To truly be useful, these data must fuel policy initiatives, including modified bundles for underinsured patients with higher case complexity at catchment hospitals. In the long run, it appears we may be migrating toward a model where the patients that require the most complex surgical management are funneled to safety-net hospitals that take on the most challenging diagnoses. Implementing a two-tiered payment system that accounts for these differences in patient characteristics may be a way to ensure that hospitals can earn enough money to continue to perform their missions, without denying care to patients who need it the most. In order to make these changes, a concerted effort between researchers and national orthopaedic societies must be made to convey these findings to political leaders who have the power to lobby for policy changes that translate these ideas into reality.

Footnotes

This CORR Insights® is a commentary on the article “Is There an Association Between Bundled Payments and “Cherry Picking” and “Lemon Dropping” in Orthopaedic Surgery? A Systematic Review” by Bernstein and colleagues available at: DOI: 10.1097/CORR.0000000000001792.

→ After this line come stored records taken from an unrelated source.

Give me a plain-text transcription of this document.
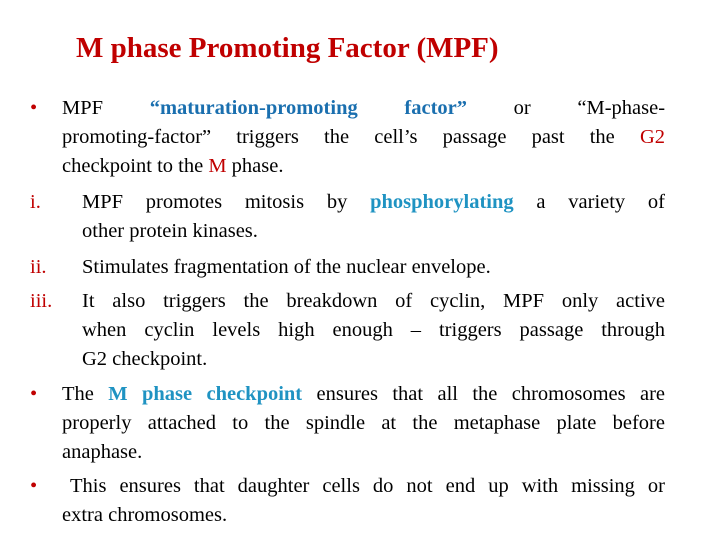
M phase Promoting Factor (MPF)
• MPF “maturation-promoting factor” or “M-phase-
promoting-factor” triggers the cell’s passage past the G2
checkpoint to the M phase.
i. MPF promotes mitosis by phosphorylating a variety of
other protein kinases.
ii. Stimulates fragmentation of the nuclear envelope.
iii. It also triggers the breakdown of cyclin, MPF only active
when cyclin levels high enough – triggers passage through
G2 checkpoint.
• The M phase checkpoint ensures that all the chromosomes are
properly attached to the spindle at the metaphase plate before
anaphase.
• This ensures that daughter cells do not end up with missing or
extra chromosomes.
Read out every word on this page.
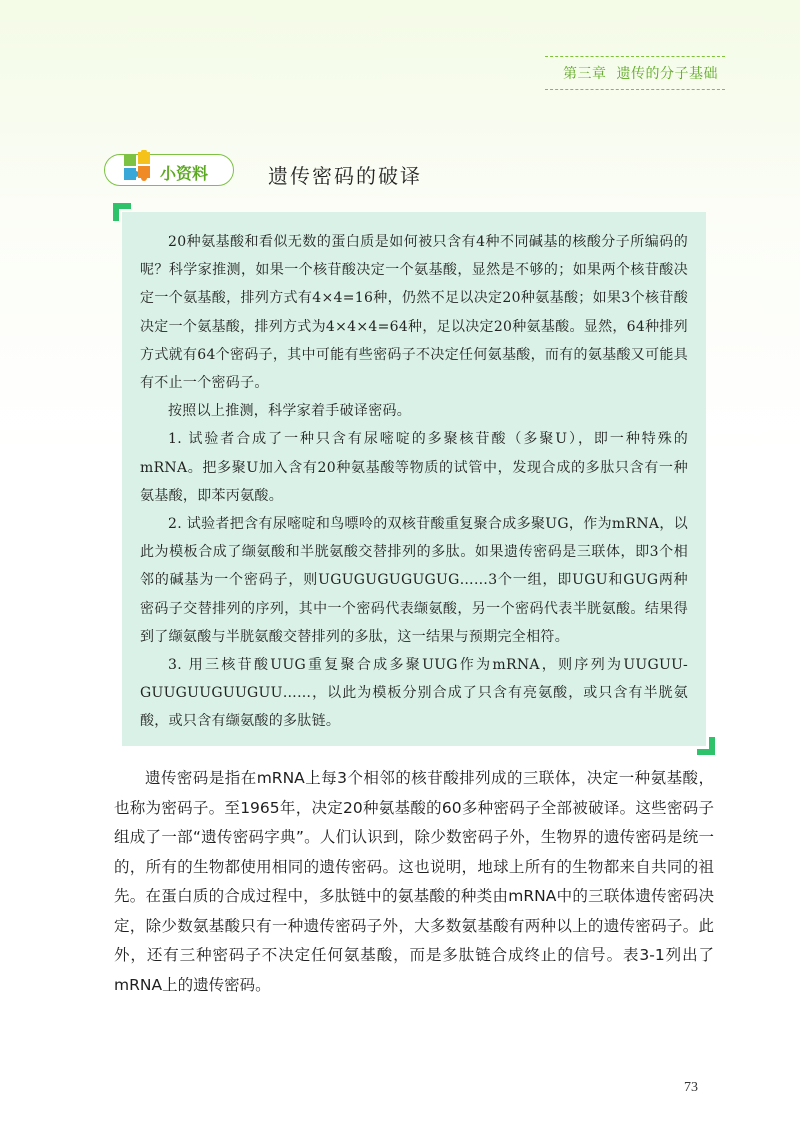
第三章 遗传的分子基础
小资料	遗传密码的破译

20种氨基酸和看似无数的蛋白质是如何被只含有4种不同碱基的核酸分子所编码的呢？科学家推测，如果一个核苷酸决定一个氨基酸，显然是不够的；如果两个核苷酸决定一个氨基酸，排列方式有4×4=16种，仍然不足以决定20种氨基酸；如果3个核苷酸决定一个氨基酸，排列方式为4×4×4=64种，足以决定20种氨基酸。显然，64种排列方式就有64个密码子，其中可能有些密码子不决定任何氨基酸，而有的氨基酸又可能具有不止一个密码子。

按照以上推测，科学家着手破译密码。

1. 试验者合成了一种只含有尿嘧啶的多聚核苷酸（多聚U），即一种特殊的mRNA。把多聚U加入含有20种氨基酸等物质的试管中，发现合成的多肽只含有一种氨基酸，即苯丙氨酸。

2. 试验者把含有尿嘧啶和鸟嘌呤的双核苷酸重复聚合成多聚UG，作为mRNA，以此为模板合成了缬氨酸和半胱氨酸交替排列的多肽。如果遗传密码是三联体，即3个相邻的碱基为一个密码子，则UGUGUGUGUGUG……3个一组，即UGU和GUG两种密码子交替排列的序列，其中一个密码代表缬氨酸，另一个密码代表半胱氨酸。结果得到了缬氨酸与半胱氨酸交替排列的多肽，这一结果与预期完全相符。

3. 用三核苷酸UUG重复聚合成多聚UUG作为mRNA，则序列为UUGUU-GUUGUUGUUGUU……，以此为模板分别合成了只含有亮氨酸，或只含有半胱氨酸，或只含有缬氨酸的多肽链。

遗传密码是指在mRNA上每3个相邻的核苷酸排列成的三联体，决定一种氨基酸，也称为密码子。至1965年，决定20种氨基酸的60多种密码子全部被破译。这些密码子组成了一部“遗传密码字典”。人们认识到，除少数密码子外，生物界的遗传密码是统一的，所有的生物都使用相同的遗传密码。这也说明，地球上所有的生物都来自共同的祖先。在蛋白质的合成过程中，多肽链中的氨基酸的种类由mRNA中的三联体遗传密码决定，除少数氨基酸只有一种遗传密码子外，大多数氨基酸有两种以上的遗传密码子。此外，还有三种密码子不决定任何氨基酸，而是多肽链合成终止的信号。表3-1列出了mRNA上的遗传密码。

73
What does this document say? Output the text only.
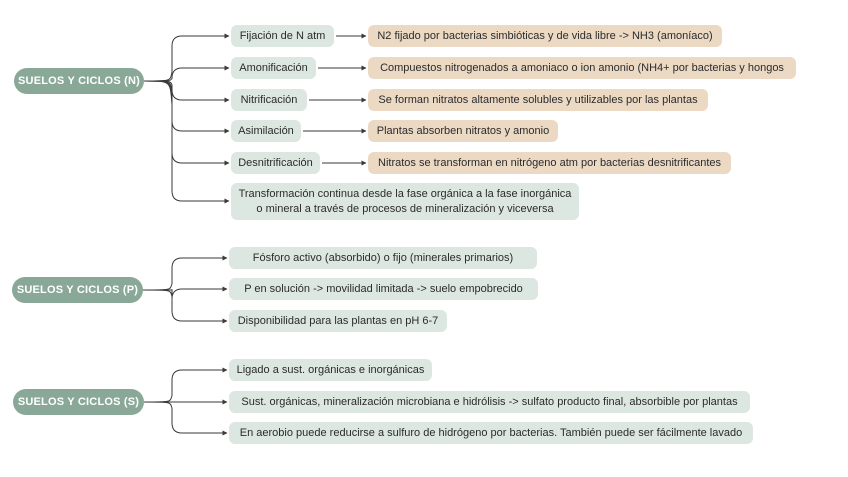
SUELOS Y CICLOS (N)
Fijación de N atm	N2 fijado por bacterias simbióticas y de vida libre -> NH3 (amoníaco)
Amonificación	Compuestos nitrogenados a amoniaco o ion amonio (NH4+ por bacterias y hongos
Nitrificación	Se forman nitratos altamente solubles y utilizables por las plantas
Asimilación	Plantas absorben nitratos y amonio
Desnitrificación	Nitratos se transforman en nitrógeno atm por bacterias desnitrificantes
Transformación continua desde la fase orgánica a la fase inorgánica o mineral a través de procesos de mineralización y viceversa
SUELOS Y CICLOS (P)
Fósforo activo (absorbido) o fijo (minerales primarios)
P en solución -> movilidad limitada -> suelo empobrecido
Disponibilidad para las plantas en pH 6-7
SUELOS Y CICLOS (S)
Ligado a sust. orgánicas e inorgánicas
Sust. orgánicas, mineralización microbiana e hidrólisis -> sulfato producto final, absorbible por plantas
En aerobio puede reducirse a sulfuro de hidrógeno por bacterias. También puede ser fácilmente lavado
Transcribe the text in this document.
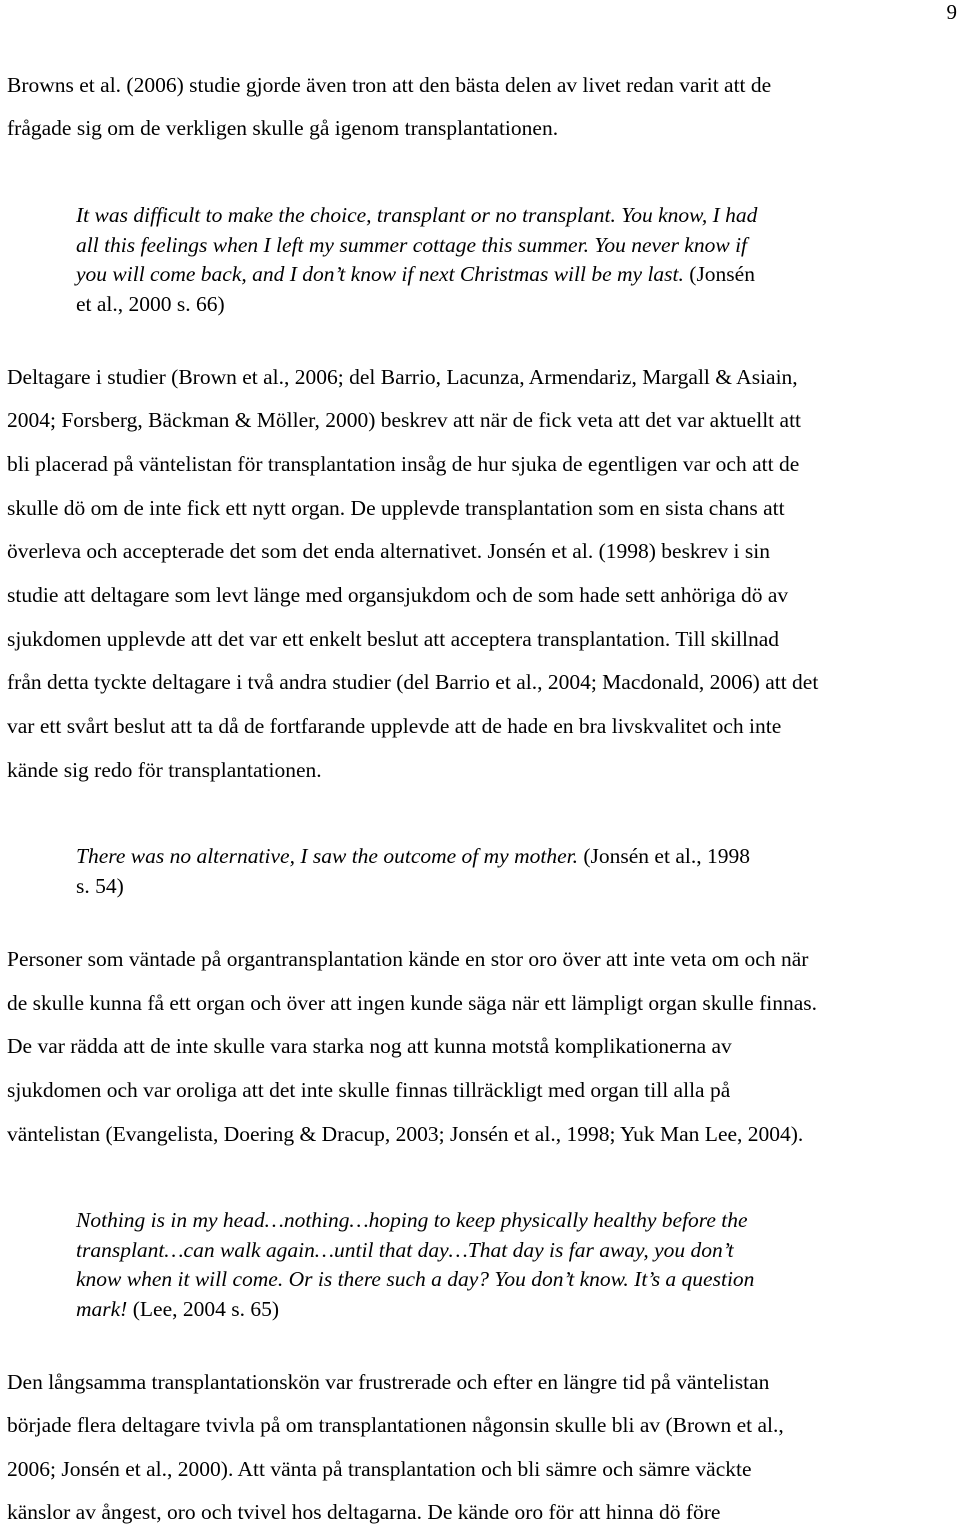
9

Browns et al. (2006) studie gjorde även tron att den bästa delen av livet redan varit att de

frågade sig om de verkligen skulle gå igenom transplantationen.

It was difficult to make the choice, transplant or no transplant. You know, I had

all this feelings when I left my summer cottage this summer. You never know if

you will come back, and I don’t know if next Christmas will be my last. (Jonsén

et al., 2000 s. 66)

Deltagare i studier (Brown et al., 2006; del Barrio, Lacunza, Armendariz, Margall & Asiain,

2004; Forsberg, Bäckman & Möller, 2000) beskrev att när de fick veta att det var aktuellt att

bli placerad på väntelistan för transplantation insåg de hur sjuka de egentligen var och att de

skulle dö om de inte fick ett nytt organ. De upplevde transplantation som en sista chans att

överleva och accepterade det som det enda alternativet. Jonsén et al. (1998) beskrev i sin

studie att deltagare som levt länge med organsjukdom och de som hade sett anhöriga dö av

sjukdomen upplevde att det var ett enkelt beslut att acceptera transplantation. Till skillnad

från detta tyckte deltagare i två andra studier (del Barrio et al., 2004; Macdonald, 2006) att det

var ett svårt beslut att ta då de fortfarande upplevde att de hade en bra livskvalitet och inte

kände sig redo för transplantationen.

There was no alternative, I saw the outcome of my mother. (Jonsén et al., 1998

s. 54)

Personer som väntade på organtransplantation kände en stor oro över att inte veta om och när

de skulle kunna få ett organ och över att ingen kunde säga när ett lämpligt organ skulle finnas.

De var rädda att de inte skulle vara starka nog att kunna motstå komplikationerna av

sjukdomen och var oroliga att det inte skulle finnas tillräckligt med organ till alla på

väntelistan (Evangelista, Doering & Dracup, 2003; Jonsén et al., 1998; Yuk Man Lee, 2004).

Nothing is in my head…nothing…hoping to keep physically healthy before the

transplant…can walk again…until that day…That day is far away, you don’t

know when it will come. Or is there such a day? You don’t know. It’s a question

mark! (Lee, 2004 s. 65)

Den långsamma transplantationskön var frustrerade och efter en längre tid på väntelistan

började flera deltagare tvivla på om transplantationen någonsin skulle bli av (Brown et al.,

2006; Jonsén et al., 2000). Att vänta på transplantation och bli sämre och sämre väckte

känslor av ångest, oro och tvivel hos deltagarna. De kände oro för att hinna dö före
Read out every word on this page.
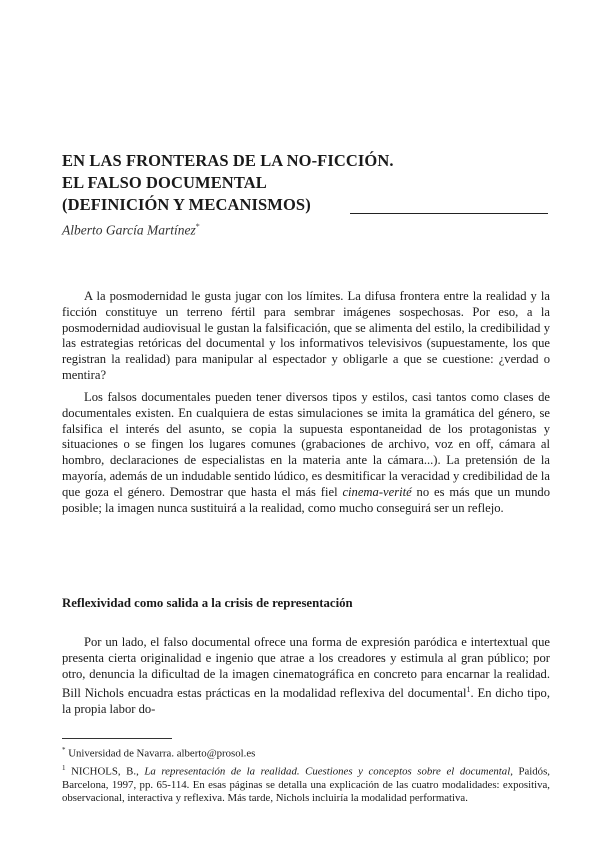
EN LAS FRONTERAS DE LA NO-FICCIÓN.
EL FALSO DOCUMENTAL
(DEFINICIÓN Y MECANISMOS)
Alberto García Martínez*

A la posmodernidad le gusta jugar con los límites. La difusa frontera entre la realidad y la ficción constituye un terreno fértil para sembrar imágenes sospechosas. Por eso, a la posmodernidad audiovisual le gustan la falsificación, que se alimenta del estilo, la credibilidad y las estrategias retóricas del documental y los informativos televisivos (supuestamente, los que registran la realidad) para manipular al espectador y obligarle a que se cuestione: ¿verdad o mentira?

Los falsos documentales pueden tener diversos tipos y estilos, casi tantos como clases de documentales existen. En cualquiera de estas simulaciones se imita la gramática del género, se falsifica el interés del asunto, se copia la supuesta espontaneidad de los protagonistas y situaciones o se fingen los lugares comunes (grabaciones de archivo, voz en off, cámara al hombro, declaraciones de especialistas en la materia ante la cámara...). La pretensión de la mayoría, además de un indudable sentido lúdico, es desmitificar la veracidad y credibilidad de la que goza el género. Demostrar que hasta el más fiel cinema-verité no es más que un mundo posible; la imagen nunca sustituirá a la realidad, como mucho conseguirá ser un reflejo.

Reflexividad como salida a la crisis de representación

Por un lado, el falso documental ofrece una forma de expresión paródica e intertextual que presenta cierta originalidad e ingenio que atrae a los creadores y estimula al gran público; por otro, denuncia la dificultad de la imagen cinematográfica en concreto para encarnar la realidad. Bill Nichols encuadra estas prácticas en la modalidad reflexiva del documental$^1$. En dicho tipo, la propia labor do-

* Universidad de Navarra. alberto@prosol.es

$^1$ NICHOLS, B., La representación de la realidad. Cuestiones y conceptos sobre el documental, Paidós, Barcelona, 1997, pp. 65-114. En esas páginas se detalla una explicación de las cuatro modalidades: expositiva, observacional, interactiva y reflexiva. Más tarde, Nichols incluiría la modalidad performativa.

The author certifies that there are no funding or commercial associations (consultancies, stock ownership, equity interest, patent/licensing arrangements, etc.) that might pose a conflict of interest in connection with the submitted article related to the author or any immediate family members.

All ICMJE Conflict of Interest Forms for authors and Clinical Orthopaedics and Related Research® editors and board members are on file with the publication and can be viewed on request.

The opinions expressed are those of the writer, and do not reflect the opinion or policy of CORR® or The Association of Bone and Joint Surgeons®.